The Financial Conduct Authority (FCA) sees “no end in sight” to the rapid rise in the number of IT failures and cyber attacks on the financial services sector, the regulator’s head of supervision has warned.
In a speech given at Bloomberg’s London headquarters, Megan Butler, executive director of supervision over investment, wholesale and specialists at the regulator warned that she sees “no immediate end in sight” to the disruption caused by inadequate cyber defences.
In the year to October, firms reported a 138 per cent increase in technology outages to the FCA, alongside an 18 per cent increase in cyber incidents. “And all the trends that we’re seeing at the moment suggest an increasing threat to UK customers, and financial markets, from technology outages and cyber attacks,” she commented.
However,Butler was at pains to point out that the sudden spike in IT failures and hack attempts could be down to firms reporting incidents more robustly, stressing that the FCA does not take a “zero-failure” approach to the industry, preferring instead to test the ability of firms to recover and learn from operational disruptions.
“The true test of the resilience of UK finance is not the absence of incidents, it’s how well incidents are managed,” she said, noting that a third of firms the FCA surveyed did not carry out regular cyber assessments while nearly half of firms do not upgrade or retire old IT systems in time.
Butler outlined the FCA’s assessment of the progress made in managing the risks associated with new technology and cybercrime, based on a survey of nearly 300 firms for their technological maturity.
Her speech also touched upon the decline in the use of cash and warned that the FCA had been “deeply concerned” by the growing number of IT outages at banks related to system migration and platforming upgrades - most notably at digital bank TSB - which have caused disruption for customers.
“If your bank stops working, your life and business can be severely constrained,“ she said, noting that the FCA was worried that many firms seem “overly confident” about their ability to manage flagship IT change programmes and keep their systems up to date.
Turning her attentions to the rapid changes being wrought by new technologies, Butler predicted that as early as next year firms would have to start grappling with “synthetic humans” created by the increased adoption of artificial intelligence (AI) and machine learning.

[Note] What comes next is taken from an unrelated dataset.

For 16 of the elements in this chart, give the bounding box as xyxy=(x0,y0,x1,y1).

“As we’re closing in on 2019, this seems a good point to mention that next year - according to the original Blade Runner film - the Earth will be dealing with synthetic humans,” she said.

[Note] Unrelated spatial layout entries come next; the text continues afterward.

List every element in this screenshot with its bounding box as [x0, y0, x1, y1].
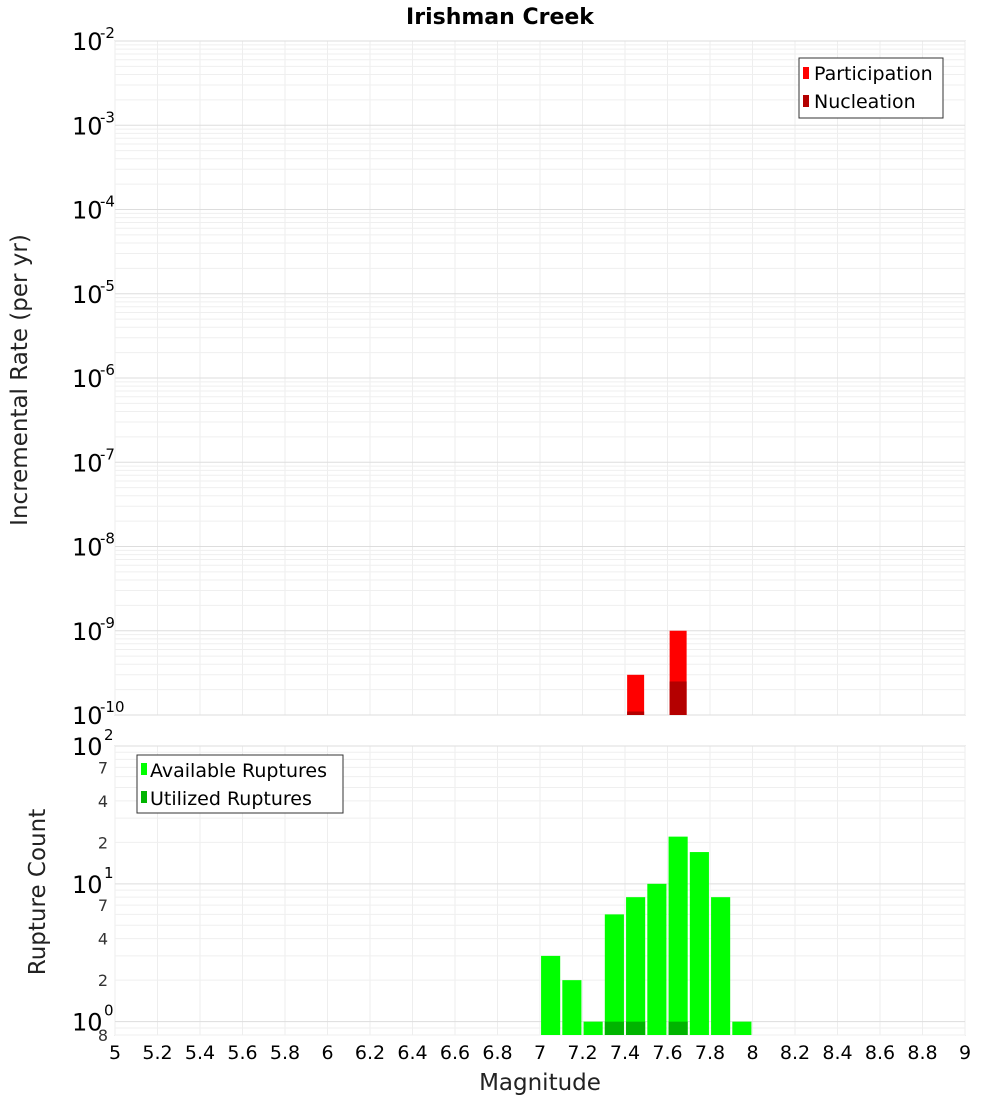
legend-utilized-ruptures: Utilized Ruptures	[150, 788, 312, 810]
nucleation-swatch	[803, 95, 809, 107]
y-minor-tick-label: 7	[98, 758, 108, 777]
x-tick-label: 5	[109, 1042, 121, 1064]
y-tick-label: 10	[72, 449, 103, 477]
bar-utilized-ruptures	[604, 1021, 624, 1035]
y-minor-tick-label: 8	[98, 1026, 108, 1045]
bar-utilized-ruptures	[668, 1021, 688, 1035]
y-tick-exponent: 2	[104, 726, 114, 744]
y-tick-exponent: -4	[100, 193, 115, 211]
bar-available-ruptures	[626, 897, 646, 1035]
bottom-bars	[541, 836, 752, 1035]
legend-nucleation: Nucleation	[814, 91, 916, 113]
bar-utilized-ruptures	[626, 1021, 646, 1035]
y-minor-tick-label: 7	[98, 896, 108, 915]
y-tick-exponent: -3	[100, 108, 115, 126]
x-tick-label: 9	[959, 1042, 971, 1064]
x-tick-label: 7	[534, 1042, 546, 1064]
x-tick-label: 6	[321, 1042, 333, 1064]
bottom-legend: Available Ruptures Utilized Ruptures	[136, 754, 344, 814]
x-tick-label: 8	[746, 1042, 758, 1064]
y-tick-exponent: -9	[100, 614, 115, 632]
y-tick-label: 10	[72, 618, 103, 646]
x-tick-label: 6.6	[440, 1042, 470, 1064]
y-tick-exponent: -2	[100, 24, 115, 42]
bar-available-ruptures	[583, 1021, 603, 1035]
y-tick-exponent: 0	[104, 1002, 114, 1020]
bottom-y-axis-label: Rupture Count	[25, 809, 51, 975]
bar-available-ruptures	[668, 836, 688, 1035]
y-minor-tick-label: 4	[98, 930, 108, 949]
x-axis-label: Magnitude	[479, 1070, 601, 1096]
y-tick-label: 10	[72, 112, 103, 140]
bar-available-ruptures	[604, 914, 624, 1035]
y-tick-label: 10	[72, 702, 103, 730]
chart-title: Irishman Creek	[406, 5, 595, 30]
x-tick-label: 7.6	[652, 1042, 682, 1064]
x-tick-label: 6.2	[355, 1042, 385, 1064]
y-minor-tick-label: 2	[98, 971, 108, 990]
y-tick-exponent: -6	[100, 361, 115, 379]
bar-available-ruptures	[541, 955, 561, 1035]
available-swatch	[141, 763, 147, 775]
y-tick-exponent: -8	[100, 530, 115, 548]
bar-nucleation	[669, 681, 687, 715]
bottom-legend-box	[136, 754, 344, 814]
bar-participation	[627, 674, 645, 715]
y-minor-tick-label: 4	[98, 792, 108, 811]
x-tick-label: 8.6	[865, 1042, 895, 1064]
bar-available-ruptures	[647, 883, 667, 1035]
y-tick-label: 10	[72, 1009, 103, 1037]
y-tick-exponent: -5	[100, 277, 115, 295]
x-tick-label: 5.2	[142, 1042, 172, 1064]
x-tick-label: 8.8	[907, 1042, 937, 1064]
x-tick-label: 7.8	[695, 1042, 725, 1064]
x-tick-label: 5.6	[227, 1042, 257, 1064]
y-tick-label: 10	[72, 871, 103, 899]
x-ticks: 5 5.2 5.4 5.6 5.8 6 6.2 6.4 6.6 6.8 7 7.2 7.4 7.6 7.8 8…	[109, 1042, 971, 1064]
bar-available-ruptures	[689, 852, 709, 1035]
x-tick-label: 7.2	[567, 1042, 597, 1064]
participation-swatch	[803, 67, 809, 79]
utilized-swatch	[141, 791, 147, 803]
top-legend: Participation Nucleation	[798, 57, 944, 119]
y-tick-label: 10	[72, 28, 103, 56]
bar-nucleation	[627, 711, 645, 715]
legend-participation: Participation	[814, 63, 933, 85]
y-tick-exponent: -10	[100, 698, 125, 716]
y-minor-tick-label: 2	[98, 833, 108, 852]
y-tick-exponent: 1	[104, 864, 114, 882]
y-tick-label: 10	[72, 534, 103, 562]
top-grid	[114, 40, 966, 716]
bar-available-ruptures	[732, 1021, 752, 1035]
bottom-grid	[114, 745, 966, 1036]
x-tick-label: 8.4	[822, 1042, 852, 1064]
bar-available-ruptures	[562, 980, 582, 1035]
top-bars	[627, 630, 687, 715]
y-tick-exponent: -7	[100, 445, 115, 463]
y-tick-label: 10	[72, 281, 103, 309]
top-legend-box	[798, 57, 944, 119]
y-tick-label: 10	[72, 197, 103, 225]
y-tick-label: 10	[72, 733, 103, 761]
x-tick-label: 5.4	[185, 1042, 215, 1064]
x-tick-label: 6.8	[482, 1042, 512, 1064]
y-tick-label: 10	[72, 365, 103, 393]
x-tick-label: 5.8	[270, 1042, 300, 1064]
top-y-axis-label: Incremental Rate (per yr)	[7, 234, 33, 526]
x-tick-label: 7.4	[610, 1042, 640, 1064]
x-tick-label: 8.2	[780, 1042, 810, 1064]
bar-available-ruptures	[711, 897, 731, 1035]
x-tick-label: 6.4	[397, 1042, 427, 1064]
legend-available-ruptures: Available Ruptures	[150, 760, 327, 782]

“That prediction hasn’t aged particularly well (jokes about regulators aside) but it speaks to an important point. New technologies create threats that are extremely difficult to anticipate, and from a regulatory perspective, this is a fundamental challenge.”
She stressed that the FCA takes an optimistic view of innovation, and starts from the position that it has made a “fundamentally positive impact” on the finance industry, rather than viewing it as a disruptive development.
“It’s easy to be blasé about ‘everyday’ technologies like mobile banking, investment apps, fund transfer, wearable tech and contactless payment,” Butler told the audience. “But to a customer 20 years ago, they’d seem genuinely remarkable,” she added.
In a challenge to assumptions that regulators aim to stifle or control the fast growth of new technologies, Butler stressed that the FCA took the opposite approach and preferred applying their own technological solutions to address regulatory challenges.
“A traditional view of regulation is that it is a barrier to this kind of progress, this is emphatically not the case with the FCA. We use on our own technology to help model risk and detect issues like market abuse.”
She also said the regulator’s RegTech team was acting as an observer on a number of anti-money laundering projects run by firms including Santander and Deloitte and highlighted the value of new technologies to non-retail markets, such as the emergence of trading algorithms, blockchain technology, market infrastructure and neural networks.